Krisp Technologies Inc.
- Industry: Audio processing
- Founded: 2017; 9 years ago
- Founders: Davit Baghdasaryan Artavazd Minasyan
- Headquarters: Berkeley, United States
- Products: Noise suppression software
- Website: krisp.ai

= Krisp =

US-based audio processing company

Krisp (or Krisp Technologies Inc.) is an Armenian AI-based audio processing software company that offers real-time noise and voice suppression technology. The company was founded in 2017 in Yerevan, Armenia, by Davit Baghdasaryan and Artavazd Minasyan, and is based in Berkeley, California.

Krisp's main product is a software application that can remove background noises and voices from audio in real-time. The software uses machine learning algorithms to analyze the audio signal and separate the speech from background noise, allowing the speech to be output in clear, noise-free audio. This technology has a wide range of applications, including teleconferencing, remote work, podcasting, and video production.

The software can be used as a standalone application, or it can be integrated into existing audio applications such as Skype, Zoom, and Slack.
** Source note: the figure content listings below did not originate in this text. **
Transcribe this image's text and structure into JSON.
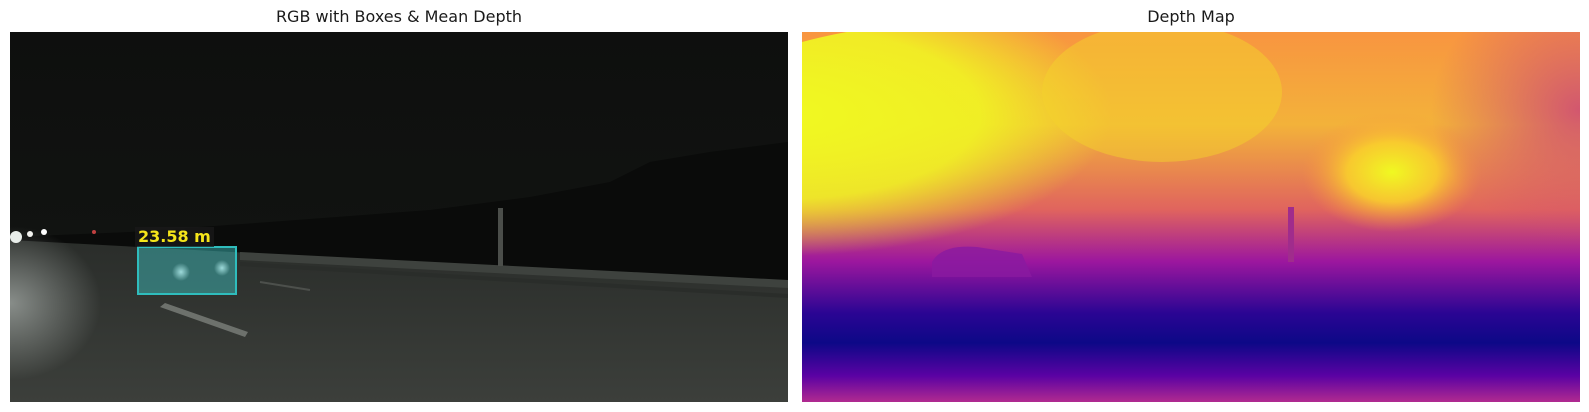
{
  "panels": [
    {
      "title": "RGB with Boxes & Mean Depth"
    },
    {
      "title": "Depth Map"
    }
  ],
  "detections": [
    {
      "label": "23.58 m",
      "color": "#2fbdbd",
      "label_color": "#f5e51a"
    }
  ],
  "colormap": {
    "name": "plasma",
    "colors": [
      "#0d0887",
      "#7e03a8",
      "#cc4778",
      "#f89540",
      "#f0f921"
    ]
  }
}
This allows users to enjoy noise-free audio without having to switch between different applications. Additionally, the software can be trained to recognize specific types of noise, such as traffic noise or dog barking, which makes it more effective in suppressing noise in specific environments.
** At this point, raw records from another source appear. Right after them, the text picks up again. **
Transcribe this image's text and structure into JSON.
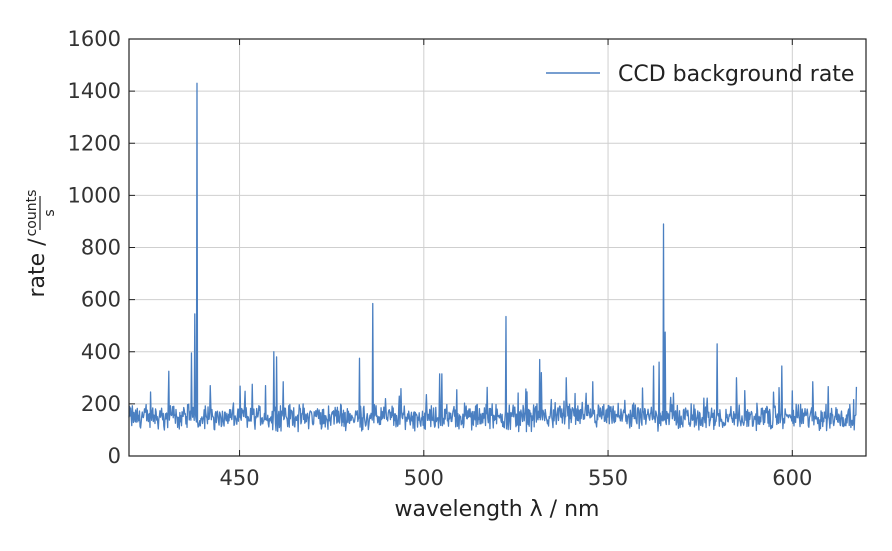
{
  "chart_data": {
    "type": "line",
    "title": "",
    "xlabel": "wavelength λ / nm",
    "ylabel": {
      "main": "rate /",
      "numerator": "counts",
      "denominator": "s"
    },
    "xlim": [
      420,
      620
    ],
    "ylim": [
      0,
      1600
    ],
    "xticks": [
      450,
      500,
      550,
      600
    ],
    "yticks": [
      0,
      200,
      400,
      600,
      800,
      1000,
      1200,
      1400,
      1600
    ],
    "grid": true,
    "legend_position": "top-right",
    "series": [
      {
        "name": "CCD background rate",
        "color": "#4a7fc1",
        "baseline": {
          "x_start": 420.0,
          "x_end": 617.5,
          "x_step": 0.15,
          "typical_min": 90,
          "typical_max": 210
        },
        "peaks": [
          {
            "x": 430.8,
            "y": 325
          },
          {
            "x": 436.9,
            "y": 395
          },
          {
            "x": 437.9,
            "y": 545
          },
          {
            "x": 438.4,
            "y": 1430
          },
          {
            "x": 442.0,
            "y": 270
          },
          {
            "x": 453.5,
            "y": 275
          },
          {
            "x": 457.0,
            "y": 270
          },
          {
            "x": 459.3,
            "y": 400
          },
          {
            "x": 460.1,
            "y": 380
          },
          {
            "x": 461.8,
            "y": 285
          },
          {
            "x": 482.6,
            "y": 375
          },
          {
            "x": 486.1,
            "y": 585
          },
          {
            "x": 504.3,
            "y": 315
          },
          {
            "x": 504.9,
            "y": 315
          },
          {
            "x": 522.3,
            "y": 535
          },
          {
            "x": 531.4,
            "y": 370
          },
          {
            "x": 531.9,
            "y": 320
          },
          {
            "x": 538.7,
            "y": 300
          },
          {
            "x": 545.9,
            "y": 285
          },
          {
            "x": 562.4,
            "y": 345
          },
          {
            "x": 563.9,
            "y": 360
          },
          {
            "x": 565.0,
            "y": 890
          },
          {
            "x": 565.5,
            "y": 475
          },
          {
            "x": 579.6,
            "y": 430
          },
          {
            "x": 584.9,
            "y": 300
          },
          {
            "x": 597.1,
            "y": 345
          },
          {
            "x": 600.0,
            "y": 250
          },
          {
            "x": 605.5,
            "y": 285
          }
        ]
      }
    ]
  }
}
Krisp was on the list of Forbes’ America's Most Promising Artificial Intelligence Companies of 2020. Additionally, Krisp was on the TIME List of The 100 Best Inventions of 2020. It has also won two Webby Awards.

In April 2020, Discord added noise suppression into its desktop app using the Krisp audio-filtering technology, then shortly after it was added to their mobile app, making Discord one of the first mobile voice chat apps to offer noise suppression.

In 2024, Krisp introduced on-device transcription for calls and meetings, eliminating the need to upload recordings to an external software. They also integrated ChatGPT, allowing users to request summaries or insights from conversations directly from the transcript.